Wednesday, June 07, 2006

Last Taste of Urumqi

Having just barely survived the fervor of the night market, the group slept in Saturday morning and then met in the hotel dining lounge for a 2 hour breakfast. We extended our meal for two reasons.
1. The food was pretty tasty with both Western and Eastern styles available (a very special treat - there was even something that tasted like bread pudding!) and
2. We were losing the first member of our party as soon as the meal was over. Yup, Will thought he needed to go back to work on Monday and it would be best if he had a day to rest from his vacation so he could actually function.

Between breakfast and our departure that evening, we decided to hit a few more things in Urumqi. First we checked out the "Museum of Xinjiang Uygur Autonomous Region". In this museum we saw a history of the silk road and the Xinjiang region which included details explaining how China had controlled this area continually since… well since about forever, or at the very least, 2300 years ago. This was supported by the fact that every hundred years or so a new structure for the local Chinese authority would be built in the Xinjiang area. Its hard to adequately capture the slant on this history as the Chinese government strives to definitively prove that they have a right to the Xinjiang land and people. A historical picture that is somewhat contested by the local Uygurs and much of the archeological information.

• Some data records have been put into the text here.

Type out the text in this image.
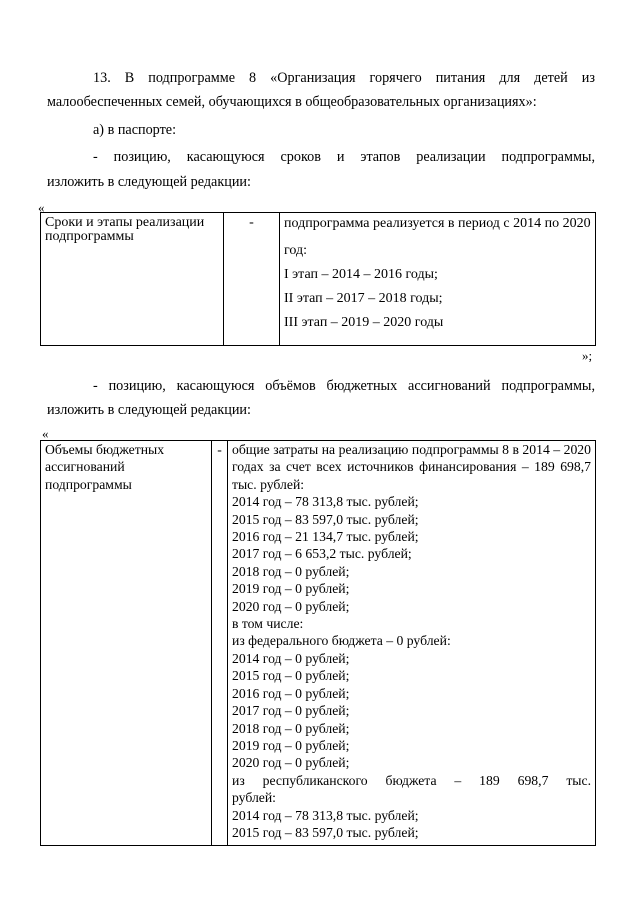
13. В подпрограмме 8 «Организация горячего питания для детей из
малообеспеченных семей, обучающихся в общеобразовательных организациях»:
а) в паспорте:
- позицию, касающуюся сроков и этапов реализации подпрограммы,
изложить в следующей редакции:
«
Сроки и этапы реализации подпрограммы	-	подпрограмма реализуется в период с 2014 по 2020 год:

I этап – 2014 – 2016 годы;

II этап – 2017 – 2018 годы;

III этап – 2019 – 2020 годы

»;
- позицию, касающуюся объёмов бюджетных ассигнований подпрограммы,
изложить в следующей редакции:
«
Объемы бюджетных ассигнований подпрограммы	-	общие затраты на реализацию подпрограммы 8 в 2014 – 2020 годах за счет всех источников финансирования – 189 698,7 тыс. рублей:
2014 год – 78 313,8 тыс. рублей;
2015 год – 83 597,0 тыс. рублей;
2016 год – 21 134,7 тыс. рублей;
2017 год – 6 653,2 тыс. рублей;
2018 год – 0 рублей;
2019 год – 0 рублей;
2020 год – 0 рублей;
в том числе:
из федерального бюджета – 0 рублей:
2014 год – 0 рублей;
2015 год – 0 рублей;
2016 год – 0 рублей;
2017 год – 0 рублей;
2018 год – 0 рублей;
2019 год – 0 рублей;
2020 год – 0 рублей;
из республиканского бюджета – 189 698,7 тыс. рублей:
2014 год – 78 313,8 тыс. рублей;
2015 год – 83 597,0 тыс. рублей;
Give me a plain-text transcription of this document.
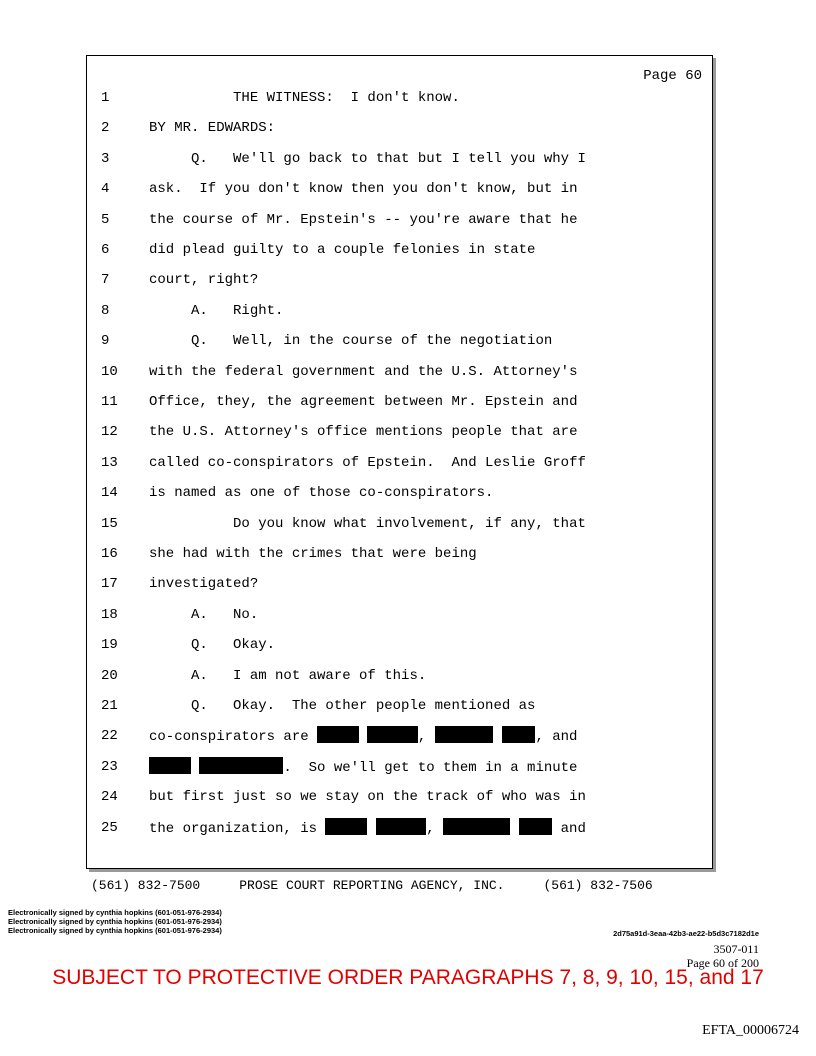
Page 60
1	THE WITNESS:  I don't know.
2	BY MR. EDWARDS:
3	Q.   We'll go back to that but I tell you why I
4	ask.  If you don't know then you don't know, but in
5	the course of Mr. Epstein's -- you're aware that he
6	did plead guilty to a couple felonies in state
7	court, right?
8	A.   Right.
9	Q.   Well, in the course of the negotiation
10	with the federal government and the U.S. Attorney's
11	Office, they, the agreement between Mr. Epstein and
12	the U.S. Attorney's office mentions people that are
13	called co-conspirators of Epstein.  And Leslie Groff
14	is named as one of those co-conspirators.
15	Do you know what involvement, if any, that
16	she had with the crimes that were being
17	investigated?
18	A.   No.
19	Q.   Okay.
20	A.   I am not aware of this.
21	Q.   Okay.  The other people mentioned as
22	co-conspirators are	,	, and
23	.  So we'll get to them in a minute
24	but first just so we stay on the track of who was in
25	the organization, is	,	and
(561) 832-7500     PROSE COURT REPORTING AGENCY, INC.     (561) 832-7506
Electronically signed by cynthia hopkins (601-051-976-2934)
Electronically signed by cynthia hopkins (601-051-976-2934)
Electronically signed by cynthia hopkins (601-051-976-2934)	2d75a91d-3eaa-42b3-ae22-b5d3c7182d1e
3507-011
Page 60 of 200
SUBJECT TO PROTECTIVE ORDER PARAGRAPHS 7, 8, 9, 10, 15, and 17
EFTA_00006724
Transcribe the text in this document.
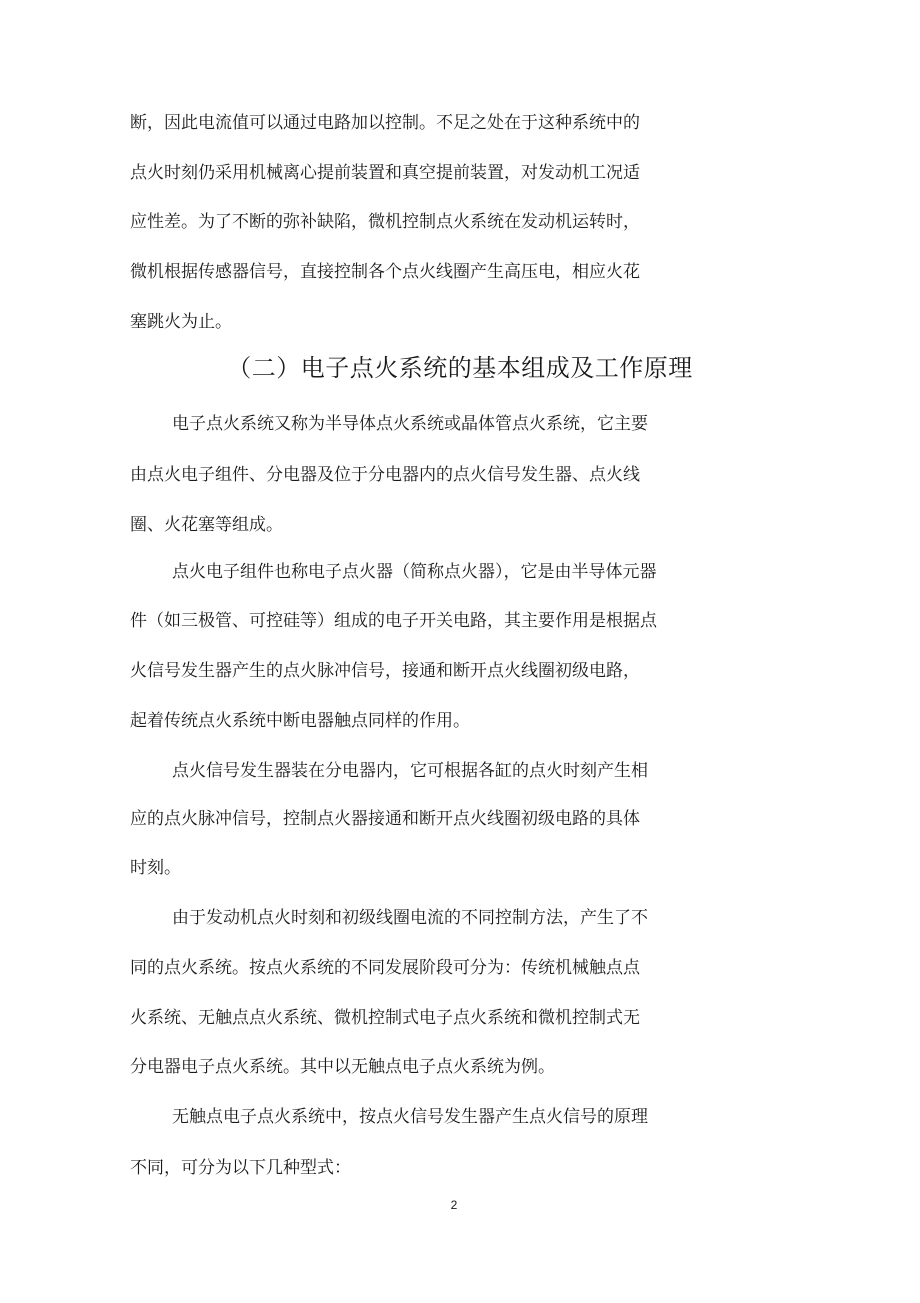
断，因此电流值可以通过电路加以控制。不足之处在于这种系统中的
点火时刻仍采用机械离心提前装置和真空提前装置，对发动机工况适
应性差。为了不断的弥补缺陷，微机控制点火系统在发动机运转时，
微机根据传感器信号，直接控制各个点火线圈产生高压电，相应火花
塞跳火为止。
（二）电子点火系统的基本组成及工作原理
电子点火系统又称为半导体点火系统或晶体管点火系统，它主要
由点火电子组件、分电器及位于分电器内的点火信号发生器、点火线
圈、火花塞等组成。
点火电子组件也称电子点火器（简称点火器），它是由半导体元器
件（如三极管、可控硅等）组成的电子开关电路，其主要作用是根据点
火信号发生器产生的点火脉冲信号，接通和断开点火线圈初级电路，
起着传统点火系统中断电器触点同样的作用。
点火信号发生器装在分电器内，它可根据各缸的点火时刻产生相
应的点火脉冲信号，控制点火器接通和断开点火线圈初级电路的具体
时刻。
由于发动机点火时刻和初级线圈电流的不同控制方法，产生了不
同的点火系统。按点火系统的不同发展阶段可分为：传统机械触点点
火系统、无触点点火系统、微机控制式电子点火系统和微机控制式无
分电器电子点火系统。其中以无触点电子点火系统为例。
无触点电子点火系统中，按点火信号发生器产生点火信号的原理
不同，可分为以下几种型式：
2
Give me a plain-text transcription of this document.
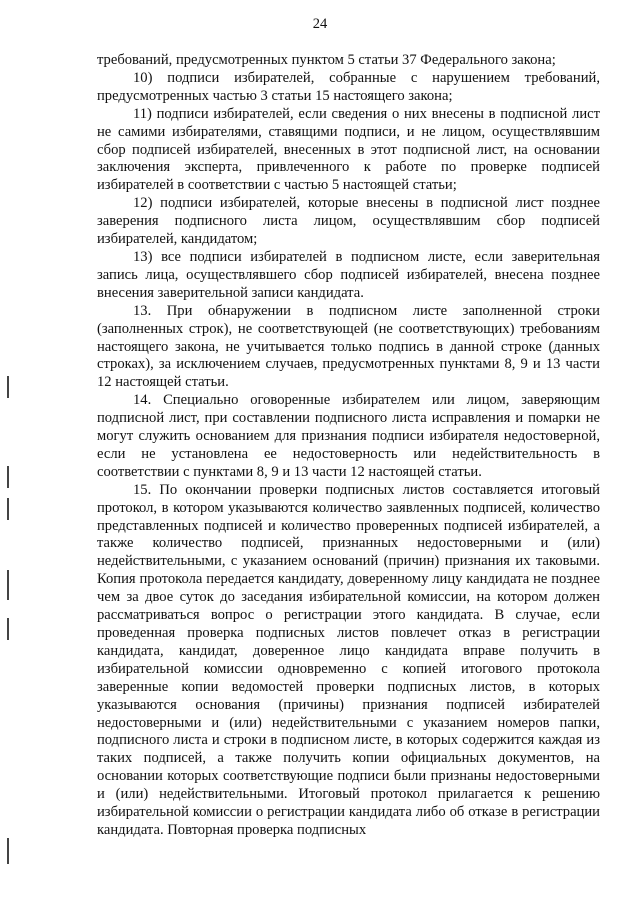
24

требований, предусмотренных пунктом 5 статьи 37 Федерального закона;

10) подписи избирателей, собранные с нарушением требований, предусмотренных частью 3 статьи 15 настоящего закона;

11) подписи избирателей, если сведения о них внесены в подписной лист не самими избирателями, ставящими подписи, и не лицом, осуществлявшим сбор подписей избирателей, внесенных в этот подписной лист, на основании заключения эксперта, привлеченного к работе по проверке подписей избирателей в соответствии с частью 5 настоящей статьи;

12) подписи избирателей, которые внесены в подписной лист позднее заверения подписного листа лицом, осуществлявшим сбор подписей избирателей, кандидатом;

13) все подписи избирателей в подписном листе, если заверительная запись лица, осуществлявшего сбор подписей избирателей, внесена позднее внесения заверительной записи кандидата.

13. При обнаружении в подписном листе заполненной строки (заполненных строк), не соответствующей (не соответствующих) требованиям настоящего закона, не учитывается только подпись в данной строке (данных строках), за исключением случаев, предусмотренных пунктами 8, 9 и 13 части 12 настоящей статьи.

14. Специально оговоренные избирателем или лицом, заверяющим подписной лист, при составлении подписного листа исправления и помарки не могут служить основанием для признания подписи избирателя недостоверной, если не установлена ее недостоверность или недействительность в соответствии с пунктами 8, 9 и 13 части 12 настоящей статьи.

15. По окончании проверки подписных листов составляется итоговый протокол, в котором указываются количество заявленных подписей, количество представленных подписей и количество проверенных подписей избирателей, а также количество подписей, признанных недостоверными и (или) недействительными, с указанием оснований (причин) признания их таковыми. Копия протокола передается кандидату, доверенному лицу кандидата не позднее чем за двое суток до заседания избирательной комиссии, на котором должен рассматриваться вопрос о регистрации этого кандидата. В случае, если проведенная проверка подписных листов повлечет отказ в регистрации кандидата, кандидат, доверенное лицо кандидата вправе получить в избирательной комиссии одновременно с копией итогового протокола заверенные копии ведомостей проверки подписных листов, в которых указываются основания (причины) признания подписей избирателей недостоверными и (или) недействительными с указанием номеров папки, подписного листа и строки в подписном листе, в которых содержится каждая из таких подписей, а также получить копии официальных документов, на основании которых соответствующие подписи были признаны недостоверными и (или) недействительными. Итоговый протокол прилагается к решению избирательной комиссии о регистрации кандидата либо об отказе в регистрации кандидата. Повторная проверка подписных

This is not to totally disagree with China’s governing of the region today, but the idea that China has been in solid control of the area and is responsible for of their major advancements in the last 2000 years seems to be a bit of a stretch. Especially if you consider the incredibly well preserved mummies that have been found in the region. There were at least 4 of them at the museum and they are of Indo-European ethnicity, not a Chinese in the bunch. The mummies are so well preserved that you can still see their clothing, hair, and even the designs painted on their faces.

The museum also had a section on some the ethnic minorities of Xinjiang including a few life sized yurts. We were suspicious of them though since none of the mannequins who were set up to use the yurts looked the least bit cold. Clearly it was an idealized representation.

After the museum we decided to have one last taste of one of our favorite Xinjiang dishes, da pan ji (literally: big plate chicken). This is a delicious meal of a whole chicken cut up and cooked in a pressure cooker with spices and potatoes and special Xinjiang goodness. Once the bulk of the meat and potatoes are gone, including the chicken feet (Olivia’s plate) and chicken head (garbage pail under the table), the staff brings out a huge dish of thick wide noodles and dumps them into the remaining gravy. Although the 5 of us who were left were barely able to finish the immense meal we realized we just had to make up for stuffing ourselves by going for some local ice cream. (If you have not yet noticed, ice cream was a big deal on this trip.)

We had read about an amazing ice cream parlor that served pistachio ice cream. Our first day in Urumqi we found the place but discovered that the old ice cream parlor was gone. The new ice cream place served a lovely vanilla flavor with the option of a cherry or mulberry topping. It was quite good. In fact, it was so good we had made a special point of the fact that we simply had to go back there before leaving town. So we did. On the way we stopped and bought some snacks for our overnight train ride (including more raisins) and some small wheels of local cheeses. By small we mean 2 inches in diameter and about 3/4 inches thick. We purchased goat cheeses of various ages, mare cheese, and some regular old cow cheese (we think). They were all pretty strongly flavored and of the remaining group only Cara was interested in eating the stuff.

Although we had barely 30 minutes left before we needed to be back at the hotel to pick up our stuff and head out of town, we did manage to make it to the ice cream parlor and order one last round for the road. As we were sitting there savoring our dessert, the owner came and sat down with us and started a conversation concerning ice cream machinery, flavor options, and the Haagen-Dazs competition. He was a very nice and interesting man but unfortunately we had to rush away before we could help him choose the appropriate ice cream making machine from his catalog. Still, what a great final taste of Urumqi.

After that, we still somehow managed to roll ourselves back to the hotel, pick up all our bags, and catch our overnight train for Dunhuang. We’ll tell you all about the donkey’s there in our next blog.